Hello All,
I am trying to extract data from JOIN of 4 Oracle views. The total number of fields is ~125 and volume of data is ~300MB with 3.3Million records. However performance is not as per the expectations as it took more than 12 hours. I need to execute this for more than 10 GB of data. What approach/package we need to apply to make it more faster and efficient. Please note I have 8 GB of RAM in my system. Any help will be appreciated.
Below is code -
Start_Time <- Sys.time()
Sys.setenv(JAVA_HOME='C:\\Program Files\\Java\\jre7')
options(java.parameters='-Xmx8g')
memory.limit(size=10000000000024)
library(rJava)
library(RJDBC)
drv <- JDBC(driverClass="oracle.jdbc.OracleDriver", classPath="<<PATH_TO_OJDBC.JAR>>")
jdbcConnection <- dbConnect(drv, "<<SCHEMA_DETAILS>>", "<<USER_ID>>", "<<PASSWORD>>")
sqlquery <- "select
ABC.F_1,
PQR.F_2,
JKL.F_3,
.
.
.
XYZ.F_125
FROM ABC, PQR, JKL, XYZ where ABC.PK=PQR.PK AND ABC.PK=JKL.PK AND ABC.PK=XYZ.PK"
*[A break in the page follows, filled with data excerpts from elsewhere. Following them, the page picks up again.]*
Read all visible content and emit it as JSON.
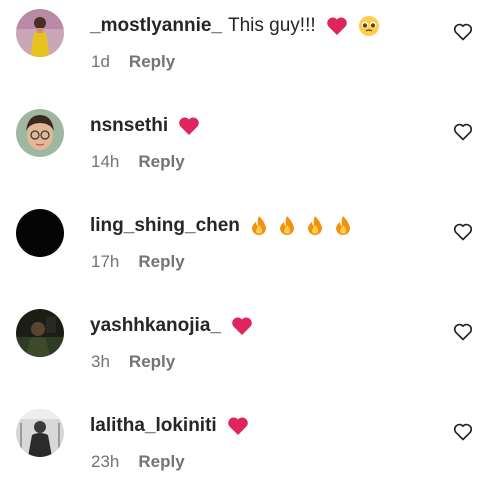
{
  "comments": [
    {
      "username": "_mostlyannie_",
      "text": "This guy!!!",
      "emojis": [
        "red-heart",
        "pleading-face"
      ],
      "time": "1d",
      "reply_label": "Reply",
      "avatar": "avatar-woman-yellow-dress"
    },
    {
      "username": "nsnsethi",
      "text": "",
      "emojis": [
        "red-heart"
      ],
      "time": "14h",
      "reply_label": "Reply",
      "avatar": "avatar-cartoon-woman-glasses"
    },
    {
      "username": "ling_shing_chen",
      "text": "",
      "emojis": [
        "fire",
        "fire",
        "fire",
        "fire"
      ],
      "time": "17h",
      "reply_label": "Reply",
      "avatar": "avatar-black"
    },
    {
      "username": "yashhkanojia_",
      "text": "",
      "emojis": [
        "red-heart"
      ],
      "time": "3h",
      "reply_label": "Reply",
      "avatar": "avatar-dark-photo"
    },
    {
      "username": "lalitha_lokiniti",
      "text": "",
      "emojis": [
        "red-heart"
      ],
      "time": "23h",
      "reply_label": "Reply",
      "avatar": "avatar-grey-photo"
    }
  ],
  "colors": {
    "text": "#262626",
    "meta": "#737373",
    "heart": "#e0245e",
    "fire": "#f4900c"
  }
}
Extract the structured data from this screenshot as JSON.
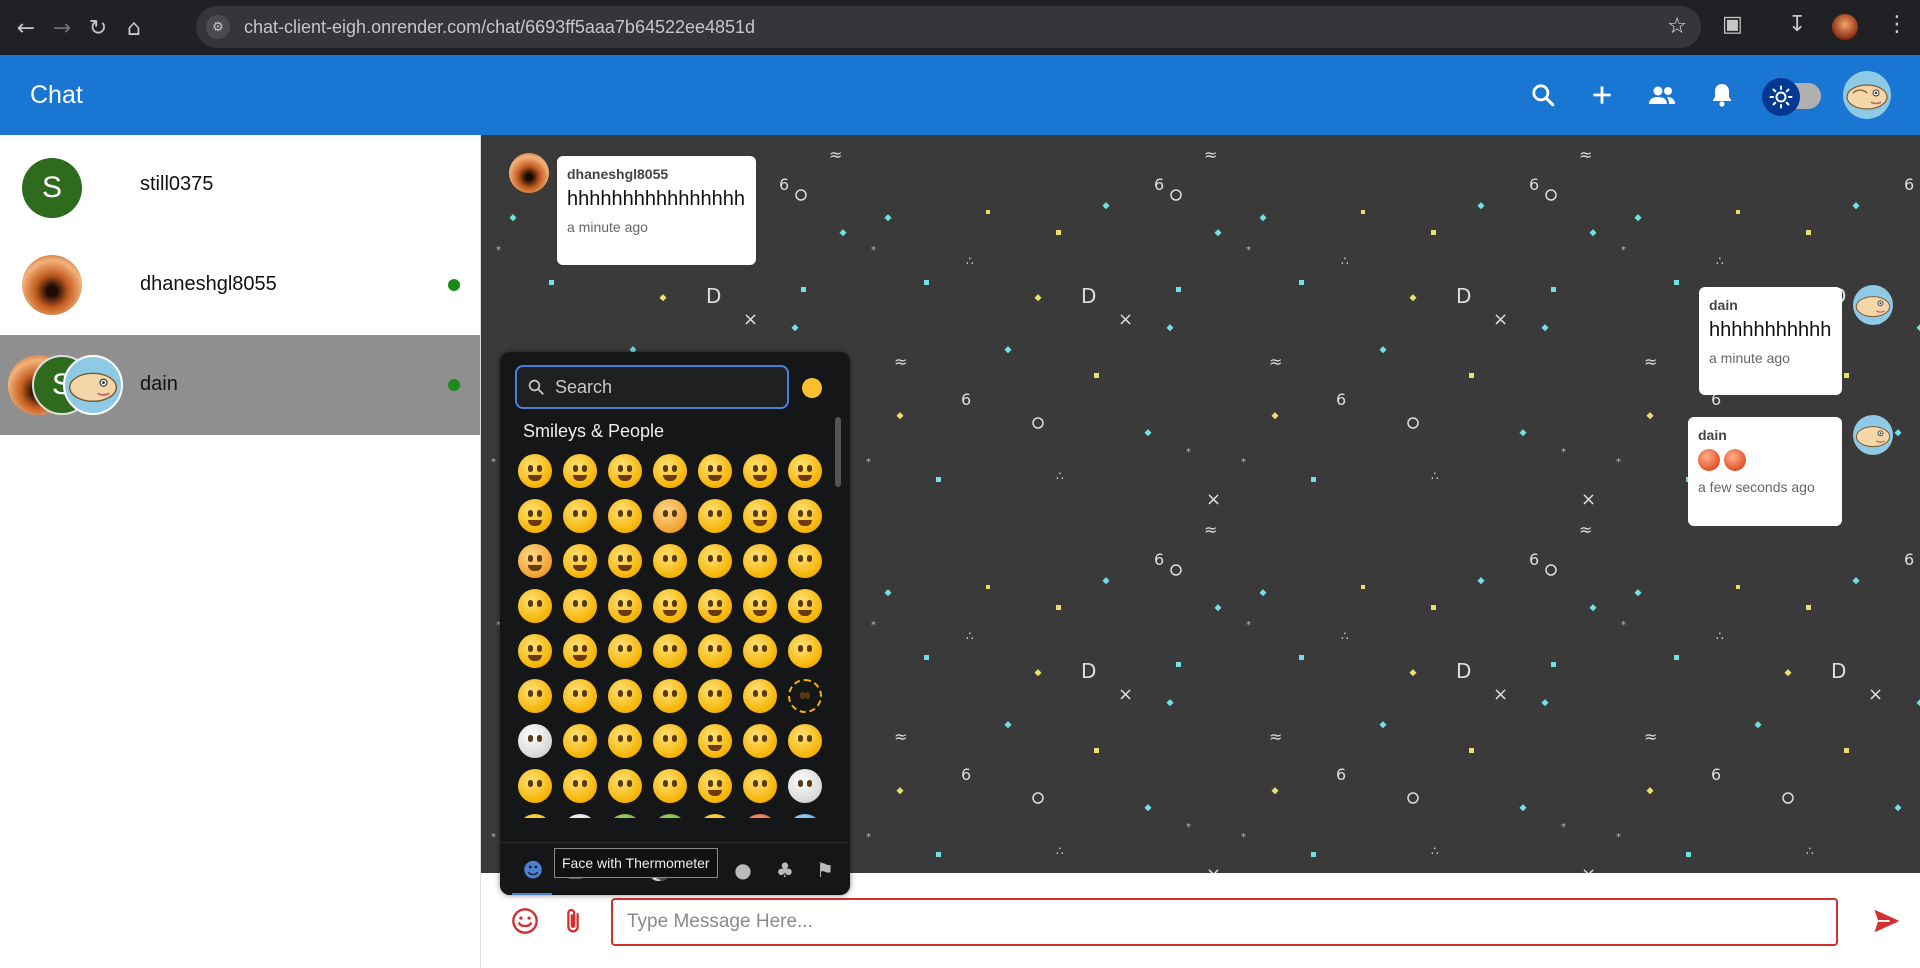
{
  "browser": {
    "url": "chat-client-eigh.onrender.com/chat/6693ff5aaa7b64522ee4851d"
  },
  "appbar": {
    "title": "Chat",
    "icons": [
      "search-icon",
      "add-icon",
      "group-icon",
      "notifications-icon",
      "light-mode-icon"
    ]
  },
  "sidebar": {
    "chats": [
      {
        "name": "still0375",
        "avatar_letter": "S",
        "online": false
      },
      {
        "name": "dhaneshgl8055",
        "online": true
      },
      {
        "name": "dain",
        "online": true,
        "selected": true,
        "group_avatar_letter": "S"
      }
    ]
  },
  "messages": [
    {
      "sender": "dhaneshgl8055",
      "text": "hhhhhhhhhhhhhhhh",
      "time": "a minute ago",
      "side": "left"
    },
    {
      "sender": "dain",
      "text": "hhhhhhhhhhh",
      "time": "a minute ago",
      "side": "right"
    },
    {
      "sender": "dain",
      "text": "",
      "time": "a few seconds ago",
      "side": "right",
      "emojis": 2
    }
  ],
  "emoji_picker": {
    "search_placeholder": "Search",
    "category_label": "Smileys & People",
    "tooltip": "Face with Thermometer",
    "footer_icons": [
      "smiley-category-icon",
      "animals-icon",
      "food-icon",
      "activity-icon",
      "travel-icon",
      "objects-icon",
      "symbols-icon",
      "flags-icon"
    ]
  },
  "composer": {
    "placeholder": "Type Message Here..."
  },
  "colors": {
    "appbar": "#1976d2",
    "chat_background": "#3a3a3a",
    "input_border": "#d32f2f",
    "send_icon": "#d32f2f",
    "online_dot": "#1a8a1a"
  }
}
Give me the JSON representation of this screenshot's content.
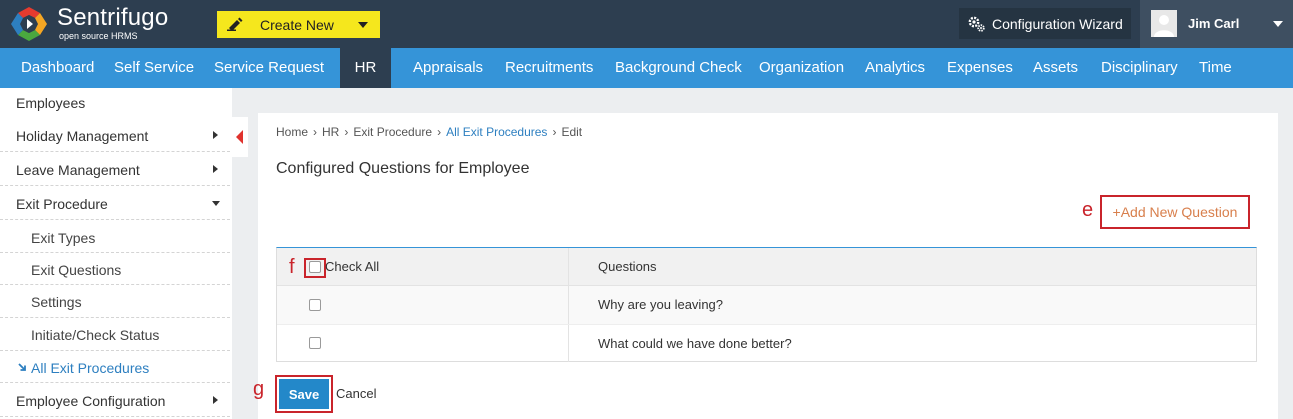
{
  "header": {
    "brand_name": "Sentrifugo",
    "brand_tagline": "open source HRMS",
    "create_new_label": "Create New",
    "config_wizard_label": "Configuration Wizard",
    "user_name": "Jim Carl"
  },
  "nav": {
    "items": [
      {
        "label": "Dashboard"
      },
      {
        "label": "Self Service"
      },
      {
        "label": "Service Request"
      },
      {
        "label": "HR",
        "active": true
      },
      {
        "label": "Appraisals"
      },
      {
        "label": "Recruitments"
      },
      {
        "label": "Background Check"
      },
      {
        "label": "Organization"
      },
      {
        "label": "Analytics"
      },
      {
        "label": "Expenses"
      },
      {
        "label": "Assets"
      },
      {
        "label": "Disciplinary"
      },
      {
        "label": "Time"
      }
    ]
  },
  "sidebar": {
    "items": [
      {
        "label": "Employees"
      },
      {
        "label": "Holiday Management"
      },
      {
        "label": "Leave Management"
      },
      {
        "label": "Exit Procedure"
      },
      {
        "label": "Exit Types"
      },
      {
        "label": "Exit Questions"
      },
      {
        "label": "Settings"
      },
      {
        "label": "Initiate/Check Status"
      },
      {
        "label": "All Exit Procedures",
        "icon": "arrow-down-right-icon"
      },
      {
        "label": "Employee Configuration"
      }
    ]
  },
  "breadcrumb": {
    "home": "Home",
    "hr": "HR",
    "exit_procedure": "Exit Procedure",
    "all_exit": "All Exit Procedures",
    "edit": "Edit",
    "separator": "›"
  },
  "page": {
    "title": "Configured Questions for Employee",
    "add_question_label": "+Add New Question",
    "markers": {
      "e": "e",
      "f": "f",
      "g": "g"
    }
  },
  "table": {
    "check_all_label": "Check All",
    "questions_header": "Questions",
    "rows": [
      {
        "question": "Why are you leaving?"
      },
      {
        "question": "What could we have done better?"
      }
    ]
  },
  "actions": {
    "save_label": "Save",
    "cancel_label": "Cancel"
  },
  "colors": {
    "topbar": "#2d3e50",
    "nav": "#3594d8",
    "create_button": "#f5e71d",
    "highlight_box": "#c9242b",
    "save_button": "#2388c9"
  }
}
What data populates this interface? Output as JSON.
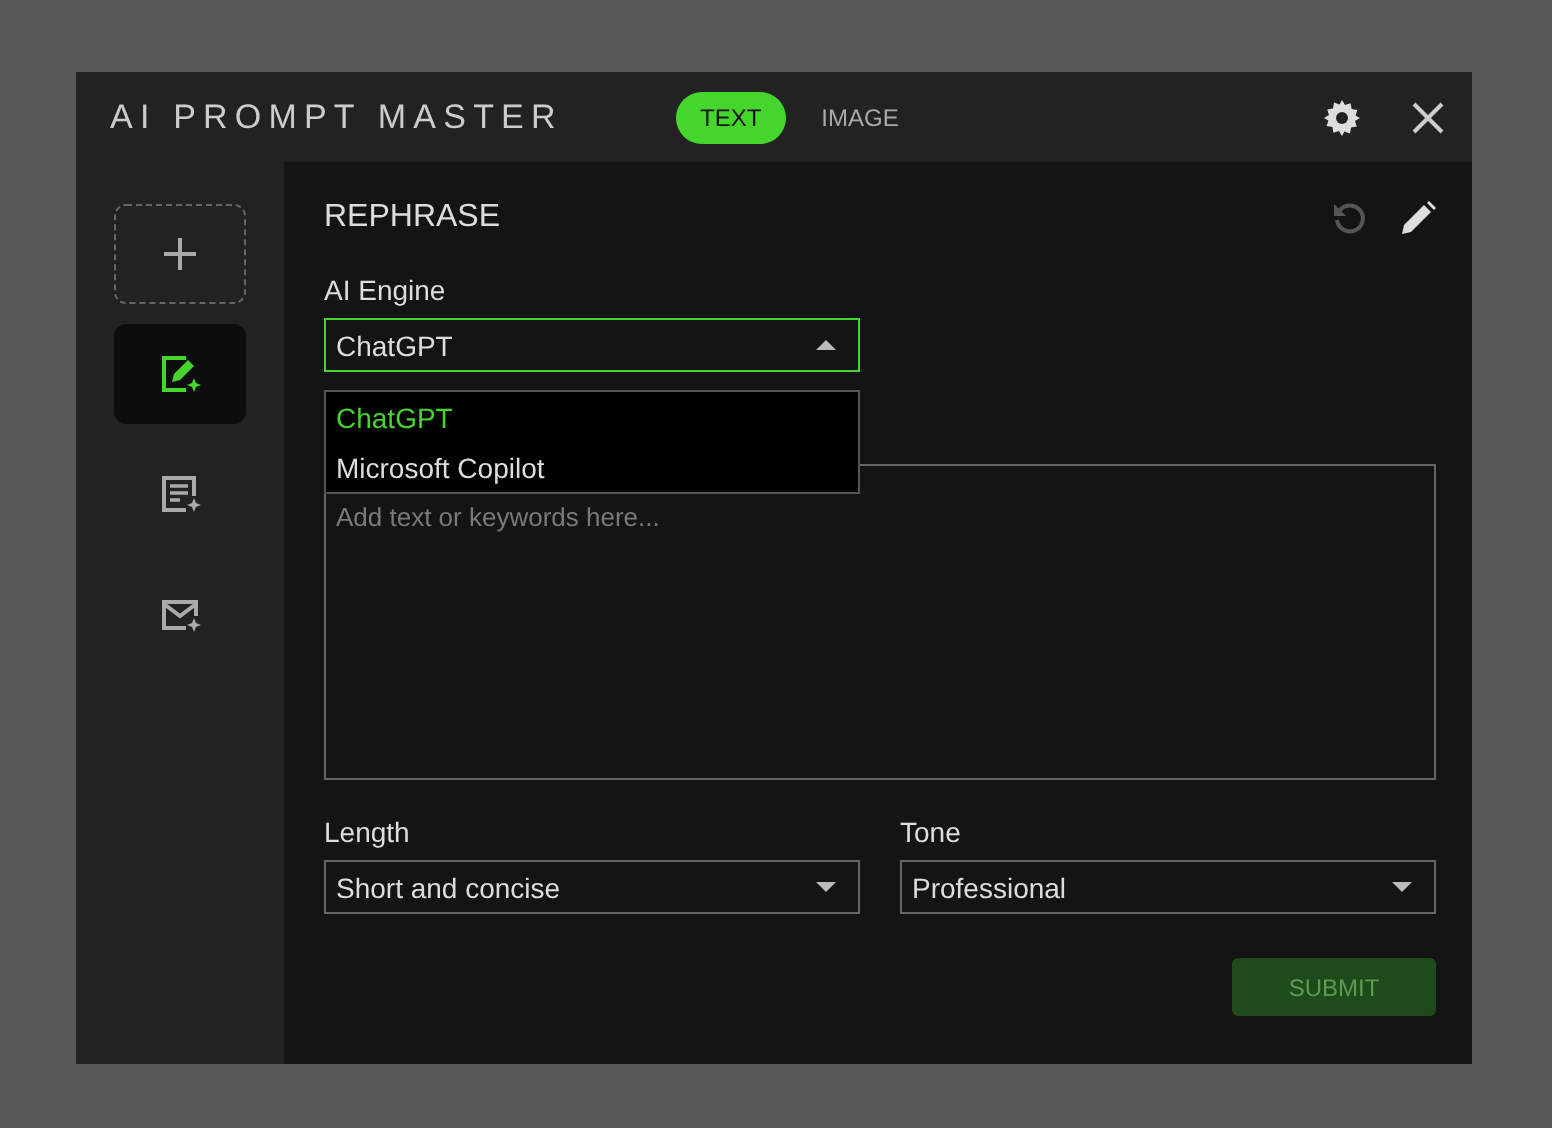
{
  "window": {
    "title": "AI PROMPT MASTER"
  },
  "tabs": [
    {
      "label": "TEXT",
      "selected": true
    },
    {
      "label": "IMAGE",
      "selected": false
    }
  ],
  "sidebar": {
    "items": [
      {
        "kind": "add",
        "selected": false
      },
      {
        "kind": "rephrase",
        "selected": true
      },
      {
        "kind": "document",
        "selected": false
      },
      {
        "kind": "mail",
        "selected": false
      }
    ]
  },
  "panel": {
    "title": "REPHRASE",
    "actions": [
      {
        "kind": "undo",
        "disabled": true
      },
      {
        "kind": "edit",
        "disabled": false
      }
    ],
    "engine": {
      "label": "AI Engine",
      "value": "ChatGPT",
      "expanded": true,
      "options": [
        {
          "label": "ChatGPT",
          "selected": true
        },
        {
          "label": "Microsoft Copilot",
          "selected": false
        }
      ]
    },
    "input": {
      "placeholder": "Add text or keywords here..."
    },
    "length": {
      "label": "Length",
      "value": "Short and concise"
    },
    "tone": {
      "label": "Tone",
      "value": "Professional"
    },
    "submit": {
      "label": "SUBMIT",
      "disabled": true
    }
  }
}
res <- dbSendQuery(jdbcConnection,sqlquery)
result <- list()
i=1
result[[i]] <- fetch(res,n=100000)
while(nrow(chunk <- fetch(res, n=100000)) > 0){
i<-i+1
result[[i]] <- chunk
}
output_data <- as.data.table(do.call(rbind, result))
save(output_data, file='output_data.RData')
gc()
rm(output_data)
End_Time <- Sys.time()